「お正月事情」の話から
お正月になった。日本では大晦日の夜には、多くの人が「紅白歌合戦」を見て、年越しそばを食べ、除夜の鐘を聞いてから、初詣に出かける。そして、1日の朝には、初日の出を見、お節料理を食べ、お寺や神社に出かける。家の玄関には、門松やしめ縄を飾ったりする。子供のいる家なら、子供と一緒に凧揚げしたりする。もちろん、届く年賀状を読むのも1つの楽しみ。

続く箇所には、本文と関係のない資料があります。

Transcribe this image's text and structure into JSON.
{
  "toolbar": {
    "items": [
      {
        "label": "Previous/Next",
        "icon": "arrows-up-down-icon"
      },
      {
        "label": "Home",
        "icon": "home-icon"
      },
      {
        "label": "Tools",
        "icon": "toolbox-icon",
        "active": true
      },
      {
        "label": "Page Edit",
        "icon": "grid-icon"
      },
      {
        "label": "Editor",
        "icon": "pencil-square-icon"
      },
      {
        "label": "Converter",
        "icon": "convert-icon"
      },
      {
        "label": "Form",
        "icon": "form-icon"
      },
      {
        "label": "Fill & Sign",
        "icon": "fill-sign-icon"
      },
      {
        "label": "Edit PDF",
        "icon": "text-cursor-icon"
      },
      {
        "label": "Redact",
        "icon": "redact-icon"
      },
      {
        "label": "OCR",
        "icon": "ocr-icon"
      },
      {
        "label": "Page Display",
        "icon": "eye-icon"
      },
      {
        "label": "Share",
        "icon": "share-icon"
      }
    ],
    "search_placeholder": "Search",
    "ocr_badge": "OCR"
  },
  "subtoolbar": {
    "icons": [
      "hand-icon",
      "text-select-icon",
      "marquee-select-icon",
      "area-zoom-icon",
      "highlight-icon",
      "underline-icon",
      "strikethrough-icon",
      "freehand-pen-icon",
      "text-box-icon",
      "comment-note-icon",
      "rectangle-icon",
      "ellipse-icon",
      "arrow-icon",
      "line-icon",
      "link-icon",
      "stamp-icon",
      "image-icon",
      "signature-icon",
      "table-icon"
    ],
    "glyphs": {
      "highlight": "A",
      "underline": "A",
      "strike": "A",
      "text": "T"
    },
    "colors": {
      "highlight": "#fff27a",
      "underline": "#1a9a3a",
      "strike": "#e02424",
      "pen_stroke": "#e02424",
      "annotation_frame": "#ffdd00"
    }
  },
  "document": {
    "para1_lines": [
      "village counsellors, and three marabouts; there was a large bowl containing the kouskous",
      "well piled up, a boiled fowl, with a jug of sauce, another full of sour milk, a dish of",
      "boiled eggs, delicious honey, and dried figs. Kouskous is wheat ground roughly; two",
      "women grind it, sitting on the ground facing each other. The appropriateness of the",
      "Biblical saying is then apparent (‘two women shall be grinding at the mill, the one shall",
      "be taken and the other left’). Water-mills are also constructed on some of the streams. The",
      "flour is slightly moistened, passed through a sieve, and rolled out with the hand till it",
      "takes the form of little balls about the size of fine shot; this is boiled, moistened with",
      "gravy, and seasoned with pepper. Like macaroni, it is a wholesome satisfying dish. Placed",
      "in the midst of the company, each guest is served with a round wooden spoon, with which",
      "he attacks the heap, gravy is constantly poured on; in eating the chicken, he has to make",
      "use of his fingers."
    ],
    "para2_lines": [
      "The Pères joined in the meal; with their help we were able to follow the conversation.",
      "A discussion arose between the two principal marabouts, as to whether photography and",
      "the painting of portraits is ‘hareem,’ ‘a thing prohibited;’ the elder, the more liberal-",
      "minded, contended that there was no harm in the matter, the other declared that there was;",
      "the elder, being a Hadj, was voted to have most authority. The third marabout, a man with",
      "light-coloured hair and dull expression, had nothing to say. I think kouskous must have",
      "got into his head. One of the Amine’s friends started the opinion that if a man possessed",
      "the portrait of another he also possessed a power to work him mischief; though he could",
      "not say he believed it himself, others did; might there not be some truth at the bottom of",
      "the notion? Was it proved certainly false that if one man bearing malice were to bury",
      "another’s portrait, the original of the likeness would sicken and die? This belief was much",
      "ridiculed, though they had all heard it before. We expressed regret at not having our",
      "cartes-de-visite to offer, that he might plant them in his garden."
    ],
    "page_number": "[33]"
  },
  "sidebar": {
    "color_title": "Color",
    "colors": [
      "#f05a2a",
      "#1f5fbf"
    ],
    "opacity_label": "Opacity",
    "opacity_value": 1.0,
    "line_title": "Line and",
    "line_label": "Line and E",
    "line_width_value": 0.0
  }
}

対して、中国では本物の新年は「春節」で、日本でいう旧正月にあたり、太陰暦に基づいているので、実は1月の後半から2月の半ばまでの間になる。それでも、日本の新年にあたる1月1日は、やはり休みで、人々はそれなりに楽しんでいる。まず、12月31日、大晦日とは言わないが、この日の夜には多くの家庭では、やはり新年を迎える〝年夜饭〟を食べる。夜が明ければ、餃子などを食べ、親戚まわりをしたりする。

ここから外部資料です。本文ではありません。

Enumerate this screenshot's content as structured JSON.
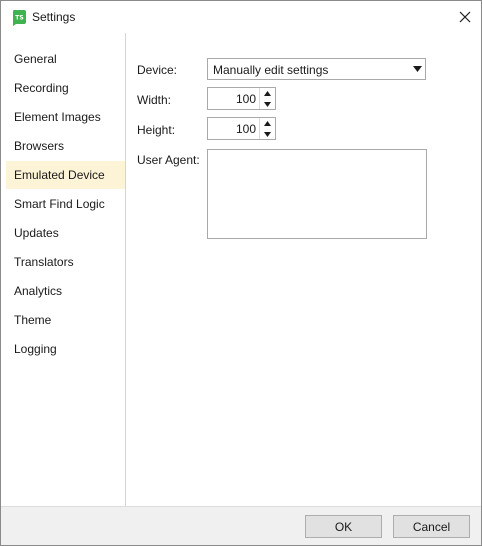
{
  "window": {
    "title": "Settings",
    "icon": "app-logo-icon",
    "icon_label": "TS",
    "accent_color": "#3fb34f"
  },
  "sidebar": {
    "items": [
      {
        "label": "General",
        "selected": false
      },
      {
        "label": "Recording",
        "selected": false
      },
      {
        "label": "Element Images",
        "selected": false
      },
      {
        "label": "Browsers",
        "selected": false
      },
      {
        "label": "Emulated Device",
        "selected": true
      },
      {
        "label": "Smart Find Logic",
        "selected": false
      },
      {
        "label": "Updates",
        "selected": false
      },
      {
        "label": "Translators",
        "selected": false
      },
      {
        "label": "Analytics",
        "selected": false
      },
      {
        "label": "Theme",
        "selected": false
      },
      {
        "label": "Logging",
        "selected": false
      }
    ],
    "selected_color": "#fdf3d7"
  },
  "form": {
    "device_label": "Device:",
    "device_value": "Manually edit settings",
    "width_label": "Width:",
    "width_value": "100",
    "height_label": "Height:",
    "height_value": "100",
    "user_agent_label": "User Agent:",
    "user_agent_value": ""
  },
  "footer": {
    "ok_label": "OK",
    "cancel_label": "Cancel"
  }
}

この新年での行事は、個人のものより、公共団体で行われるのが多く、政府が各国大使などを招待して開催する〝新年招待会〟や各公共機関や学校などでは〝(迎)新年晚会〟(〝晚会〟は交歓会)、近年春節の時期に移行しているようだが、定年退職者を含む従業員を労う〝团拜〟などが行われる。これが、おおざっぱな「お正月事情」である。
中国語の“事情”
上で「お正月事情」について述べているので、日本語の「事情」の意味も大体わかるかと思うが、この言葉は中国人にはなかなか理解できない。というのは、中国語の〝事情〟は字面では日本語と同じだが、意味的にはだいぶ異なる。中日辞典などでは大体次のように説明している。
1 事、事柄。2 仕事、職務。3 用、用事。
具体的な使用場面もさることながら、おおざっぱに言えば、日本語の「事、事柄」にあたる。例えば、〝事情是这样的〟は「いきさつはこうだ」(『中日辞典』小学館)というような意味で、日本語のニュアンスと全然違う。

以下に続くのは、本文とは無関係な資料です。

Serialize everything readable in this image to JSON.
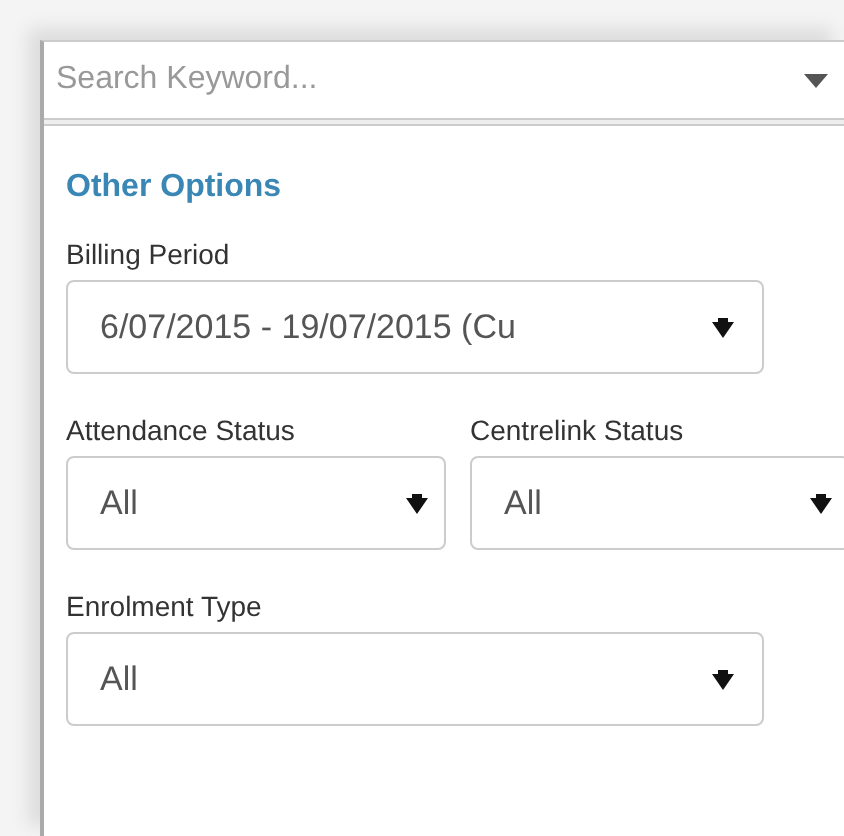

大分前の話になるが、北京外国語大学(学院)では、今のような日本語学部どころか、きちんとした日本語学科もなく、日本語教研組という時代の前世紀80年代初期、まだ日本語の授業(日本文学の読解はあるが、語学的なもので文学というほどのものではなかった)しかなかった。そこで、日本の文化、社会の授業を開講しようと学科で議論したら、日本人の先生にお願いすることになった。
しかし先生は難色を示し、日本文化、社会というのはあまりにも範囲が広すぎて、1つの授業では扱いきれないとのことだった。そこで先生の意見を取り入れた「日本事情」という科目が北京外国語大学、いや、恐らく中国の大学で初めて開設された。この「日本事情」という授業は、中国語では〝日本概况〟で、今や中国の多くの大学で開設されている科目であろう。
ちなみに、本文のタイトルは、日本語の「事情」はどういう「こと」なのか、という意味である。「事情」にも事情があるというものだ。